This is an excerpt from the bestselling book
Oracle Grid & Real Application Clusters. To get immediate
access to the code depot of working RAC scripts, buy it
directly from the publisher and save more than 30%.
Normally the Failover cluster is
implemented in two types of architectures. They are Active/Passive
architecture and Active/Active architecture.
Active/Passive Clusters
– This type comprises two near identical infrastructures, logically
sitting side-by-side. One node hosts the database service or
application, while the other rests idly waiting in case the primary
system goes down. They share a storage component, and the primary
server gracefully turns over control of the storage to the other
server or node when it fails. On failure of the primary node, the
inactive node becomes the primary and hosts the database or
application.
Active/Active Clusters
– In this type, one node acts as primary to a
database instance and another one acts as a secondary node for
failover purpose. At the same time, the secondary node acts as
primary for another instance and the primary node act as the
backup/secondary node.
Figure 3.9 shows an example of
active/active architecture.
Figure 3.9: Two Node Cluster
with Active /Active Resource groups
The Active/Passive architecture
is the most widely used. Unfortunately, this option is usually
capital intensive and an expensive option. For simplicity and
manageability reasons many administrators prefer to implement this
way. Active/Active looks attractive and is a more cost-benefit
solution as the backup server is put to use. However, it can result
in performance problems when both the database services (or
applications) failover to single node. As the surviving node picks
up the load from the failed node, performance issues may arise.
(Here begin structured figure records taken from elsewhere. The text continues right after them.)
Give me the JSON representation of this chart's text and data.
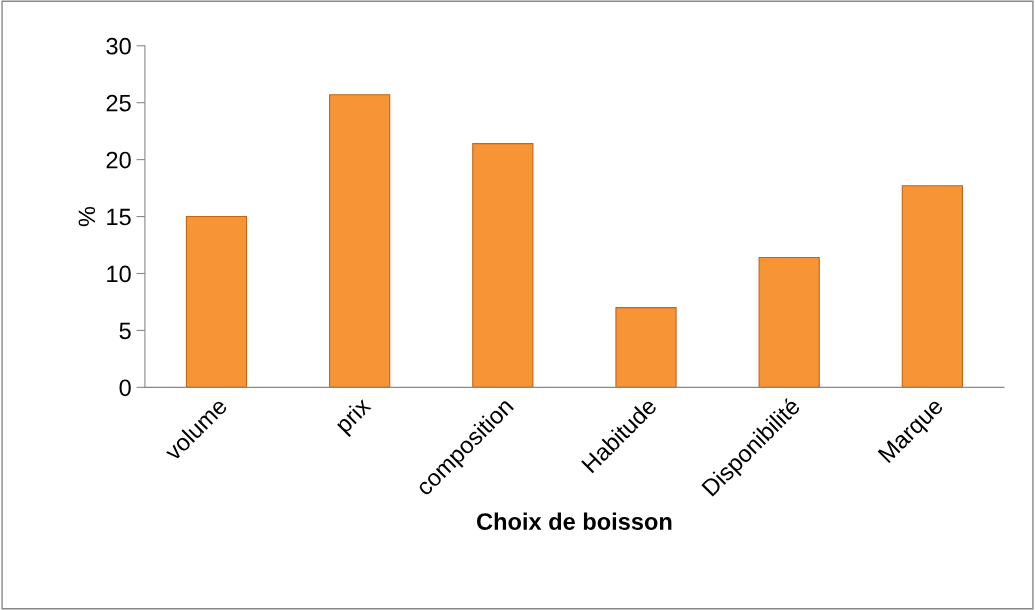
{
  "chart_data": {
    "type": "bar",
    "xlabel": "Choix de boisson",
    "ylabel": "%",
    "categories": [
      "volume",
      "prix",
      "composition",
      "Habitude",
      "Disponibilité",
      "Marque"
    ],
    "values": [
      15,
      25.7,
      21.4,
      7,
      11.4,
      17.7
    ],
    "color": "#f79436",
    "ylim": [
      0,
      30
    ],
    "yticks": [
      0,
      5,
      10,
      15,
      20,
      25,
      30
    ],
    "grid": false,
    "legend": false
  }
}
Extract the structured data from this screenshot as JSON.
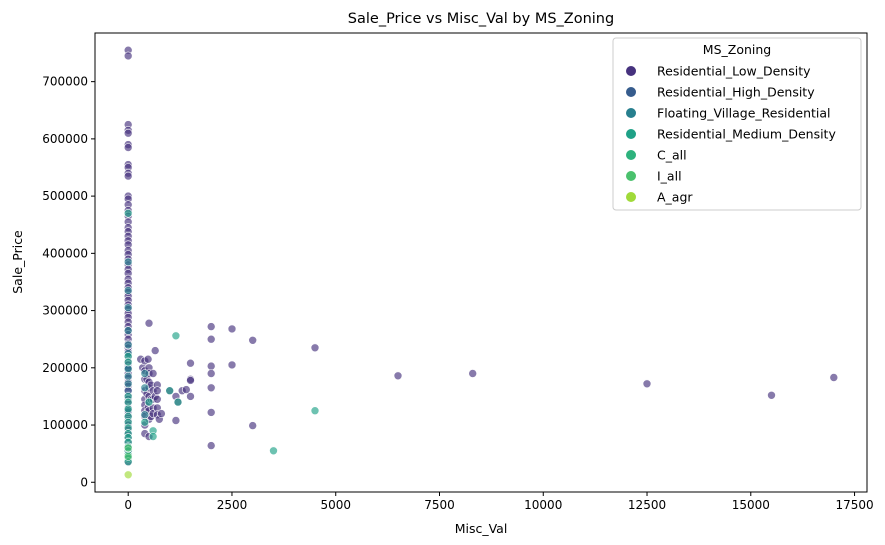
{
  "chart_data": {
    "type": "scatter",
    "title": "Sale_Price vs Misc_Val by MS_Zoning",
    "xlabel": "Misc_Val",
    "ylabel": "Sale_Price",
    "xlim": [
      -800,
      17800
    ],
    "ylim": [
      -17000,
      785000
    ],
    "xticks": [
      0,
      2500,
      5000,
      7500,
      10000,
      12500,
      15000,
      17500
    ],
    "xtick_labels": [
      "0",
      "2500",
      "5000",
      "7500",
      "10000",
      "12500",
      "15000",
      "17500"
    ],
    "yticks": [
      0,
      100000,
      200000,
      300000,
      400000,
      500000,
      600000,
      700000
    ],
    "ytick_labels": [
      "0",
      "100000",
      "200000",
      "300000",
      "400000",
      "500000",
      "600000",
      "700000"
    ],
    "grid": false,
    "legend": {
      "title": "MS_Zoning",
      "placement": "top-right"
    },
    "series": [
      {
        "name": "Residential_Low_Density",
        "color": "#46327e",
        "points": [
          [
            0,
            755000
          ],
          [
            0,
            745000
          ],
          [
            0,
            625000
          ],
          [
            0,
            615000
          ],
          [
            0,
            610000
          ],
          [
            0,
            590000
          ],
          [
            0,
            585000
          ],
          [
            0,
            555000
          ],
          [
            0,
            550000
          ],
          [
            0,
            540000
          ],
          [
            0,
            535000
          ],
          [
            0,
            500000
          ],
          [
            0,
            495000
          ],
          [
            0,
            485000
          ],
          [
            0,
            475000
          ],
          [
            0,
            465000
          ],
          [
            0,
            455000
          ],
          [
            0,
            445000
          ],
          [
            0,
            438000
          ],
          [
            0,
            430000
          ],
          [
            0,
            422000
          ],
          [
            0,
            415000
          ],
          [
            0,
            405000
          ],
          [
            0,
            398000
          ],
          [
            0,
            390000
          ],
          [
            0,
            380000
          ],
          [
            0,
            372000
          ],
          [
            0,
            365000
          ],
          [
            0,
            355000
          ],
          [
            0,
            348000
          ],
          [
            0,
            340000
          ],
          [
            0,
            332000
          ],
          [
            0,
            325000
          ],
          [
            0,
            318000
          ],
          [
            0,
            310000
          ],
          [
            0,
            302000
          ],
          [
            0,
            295000
          ],
          [
            0,
            288000
          ],
          [
            0,
            280000
          ],
          [
            0,
            272000
          ],
          [
            0,
            265000
          ],
          [
            0,
            258000
          ],
          [
            0,
            250000
          ],
          [
            0,
            242000
          ],
          [
            0,
            235000
          ],
          [
            0,
            228000
          ],
          [
            0,
            220000
          ],
          [
            0,
            212000
          ],
          [
            0,
            205000
          ],
          [
            0,
            198000
          ],
          [
            0,
            190000
          ],
          [
            0,
            182000
          ],
          [
            0,
            175000
          ],
          [
            0,
            168000
          ],
          [
            0,
            160000
          ],
          [
            0,
            152000
          ],
          [
            0,
            145000
          ],
          [
            0,
            138000
          ],
          [
            0,
            130000
          ],
          [
            0,
            122000
          ],
          [
            0,
            115000
          ],
          [
            0,
            108000
          ],
          [
            0,
            100000
          ],
          [
            0,
            92000
          ],
          [
            0,
            85000
          ],
          [
            0,
            78000
          ],
          [
            0,
            70000
          ],
          [
            0,
            62000
          ],
          [
            0,
            55000
          ],
          [
            0,
            48000
          ],
          [
            0,
            40000
          ],
          [
            0,
            35000
          ],
          [
            500,
            278000
          ],
          [
            650,
            230000
          ],
          [
            1500,
            208000
          ],
          [
            2000,
            272000
          ],
          [
            2000,
            250000
          ],
          [
            2000,
            203000
          ],
          [
            2000,
            190000
          ],
          [
            2000,
            165000
          ],
          [
            2000,
            122000
          ],
          [
            2000,
            64000
          ],
          [
            2500,
            268000
          ],
          [
            2500,
            205000
          ],
          [
            3000,
            248000
          ],
          [
            3000,
            99000
          ],
          [
            4500,
            235000
          ],
          [
            6500,
            186000
          ],
          [
            8300,
            190000
          ],
          [
            12500,
            172000
          ],
          [
            15500,
            152000
          ],
          [
            17000,
            183000
          ],
          [
            300,
            215000
          ],
          [
            350,
            200000
          ],
          [
            400,
            212000
          ],
          [
            400,
            195000
          ],
          [
            400,
            180000
          ],
          [
            400,
            160000
          ],
          [
            400,
            145000
          ],
          [
            400,
            135000
          ],
          [
            400,
            125000
          ],
          [
            400,
            115000
          ],
          [
            400,
            100000
          ],
          [
            400,
            85000
          ],
          [
            450,
            180000
          ],
          [
            450,
            155000
          ],
          [
            480,
            215000
          ],
          [
            480,
            130000
          ],
          [
            500,
            200000
          ],
          [
            500,
            190000
          ],
          [
            500,
            175000
          ],
          [
            500,
            165000
          ],
          [
            500,
            150000
          ],
          [
            500,
            140000
          ],
          [
            500,
            125000
          ],
          [
            500,
            110000
          ],
          [
            500,
            80000
          ],
          [
            550,
            170000
          ],
          [
            550,
            145000
          ],
          [
            550,
            115000
          ],
          [
            600,
            190000
          ],
          [
            600,
            160000
          ],
          [
            600,
            145000
          ],
          [
            600,
            130000
          ],
          [
            600,
            120000
          ],
          [
            650,
            150000
          ],
          [
            700,
            170000
          ],
          [
            700,
            160000
          ],
          [
            700,
            145000
          ],
          [
            700,
            130000
          ],
          [
            700,
            118000
          ],
          [
            750,
            110000
          ],
          [
            800,
            120000
          ],
          [
            1150,
            150000
          ],
          [
            1150,
            108000
          ],
          [
            1200,
            140000
          ],
          [
            1300,
            160000
          ],
          [
            1400,
            162000
          ],
          [
            1500,
            180000
          ],
          [
            1500,
            178000
          ],
          [
            1500,
            150000
          ],
          [
            1000,
            160000
          ]
        ]
      },
      {
        "name": "Residential_High_Density",
        "color": "#365c8d",
        "points": [
          [
            0,
            200000
          ],
          [
            0,
            160000
          ],
          [
            0,
            125000
          ]
        ]
      },
      {
        "name": "Floating_Village_Residential",
        "color": "#277f8e",
        "points": [
          [
            0,
            385000
          ],
          [
            0,
            335000
          ],
          [
            0,
            305000
          ],
          [
            0,
            265000
          ],
          [
            0,
            240000
          ],
          [
            0,
            225000
          ],
          [
            0,
            198000
          ],
          [
            0,
            185000
          ],
          [
            0,
            172000
          ],
          [
            400,
            190000
          ],
          [
            400,
            165000
          ],
          [
            400,
            118000
          ]
        ]
      },
      {
        "name": "Residential_Medium_Density",
        "color": "#1fa187",
        "points": [
          [
            0,
            470000
          ],
          [
            0,
            220000
          ],
          [
            0,
            210000
          ],
          [
            0,
            150000
          ],
          [
            0,
            140000
          ],
          [
            0,
            128000
          ],
          [
            0,
            115000
          ],
          [
            0,
            105000
          ],
          [
            0,
            95000
          ],
          [
            0,
            85000
          ],
          [
            0,
            78000
          ],
          [
            0,
            70000
          ],
          [
            0,
            62000
          ],
          [
            0,
            55000
          ],
          [
            0,
            48000
          ],
          [
            0,
            42000
          ],
          [
            0,
            36000
          ],
          [
            1150,
            256000
          ],
          [
            1200,
            140000
          ],
          [
            1000,
            160000
          ],
          [
            4500,
            125000
          ],
          [
            3500,
            55000
          ],
          [
            400,
            105000
          ],
          [
            500,
            140000
          ],
          [
            600,
            90000
          ],
          [
            600,
            80000
          ]
        ]
      },
      {
        "name": "C_all",
        "color": "#4ac16d",
        "points": [
          [
            0,
            60000
          ],
          [
            0,
            45000
          ]
        ]
      },
      {
        "name": "I_all",
        "color": "#a0da39",
        "points": []
      },
      {
        "name": "A_agr",
        "color": "#a0da39",
        "points": [
          [
            0,
            13000
          ]
        ]
      }
    ],
    "legend_colors": [
      "#46327e",
      "#365c8d",
      "#277f8e",
      "#1fa187",
      "#2db27d",
      "#4ac16d",
      "#a0da39"
    ]
  }
}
Oracle Database Service in HA
Cluster
The Oracle database is a widely
used database system. Large numbers of critical applications and
business operations depend on the availability of the database. Most
of the cluster products provide agents to support database fail over
processes.
The implementation of Oracle
Database service with failover in a HA cluster has the following
general features.
* A single instance of Oracle
runs on one of the nodes in the cluster. The Oracle instance and
listener has dependencies on other resources such as file systems,
mount points and IP address. etc.
* It has exclusive access to the
set of database disk groups on a storage array that is shared among
the nodes.
* Optionally, an Active/Active
architecture of Oracle databases can be established. One node acts
as the primary node to an Oracle instance and another node acts as a
secondary node for failover purposes. At the same time, the
secondary node acts as primary for another database instance and the
primary node acts as the backup/secondary node.
* When the primary node suffers
a failure, the Oracle instance is restarted on the surviving or
backup node in the cluster.
* The failover process involves
moving IP address, volumes, and file systems containing the Oracle
data files. In other words, on the backup node, IP address is
configured, disk group is imported, volumes are started and file
systems are mounted.
* The restart of the database
automatically performs crash recovery returning the database to a
transactional consistent state.
There are some issues connected
with Oracle Database failover one needs to be aware of:
* On restart of the database,
there is a fresh database cache (SGA) established and it loses all
the previous instance’s SGA contents. All the frequently used
packages and statements parsed images are lost.
* Once the new instance is
created and made available on the backup node, all the client
connections seeking the database service attempts to connect at the
same time. This could result in a lengthy waiting period.
* The impact of the outage may
be felt for an extended duration during the failover process. When
there is a failure at the primary node, all the relevant resources
such as mount points, disk group, listener, database instance have
to be logically off-lined or shutdown. This process may take
considerable time depending on failure situation.
However, when the Oracle
Database Cluster is implemented in Parallel, Scalable cluster such
as Oracle RAC, there are many advantages and it provides a
transparent failover for the clients. The main high availability
features include:
* Multiple Instances exist at
the same time accessing a single database. Data files are common to
the multiple instances.
* Multiple nodes have read/write
access to the shared storage at the same time. Data blocks are read
and updated by multiple nodes.
* Should a failure occur in a
node and the Oracle instance is not usable or has crashed, the
surviving node performs recovery for the crashed instance. There is
no need to restart the instance on the surviving node since a
parallel instance is already running there.
* All the client connections
continue to access the database through the surviving node/instance.
With the help of the Transparent Application Failover (TAF)
facility, clients will be able to move over to the surviving
instance near instantaneously.
* There is no such thing as the
moving of Volumes and File system to the surviving node.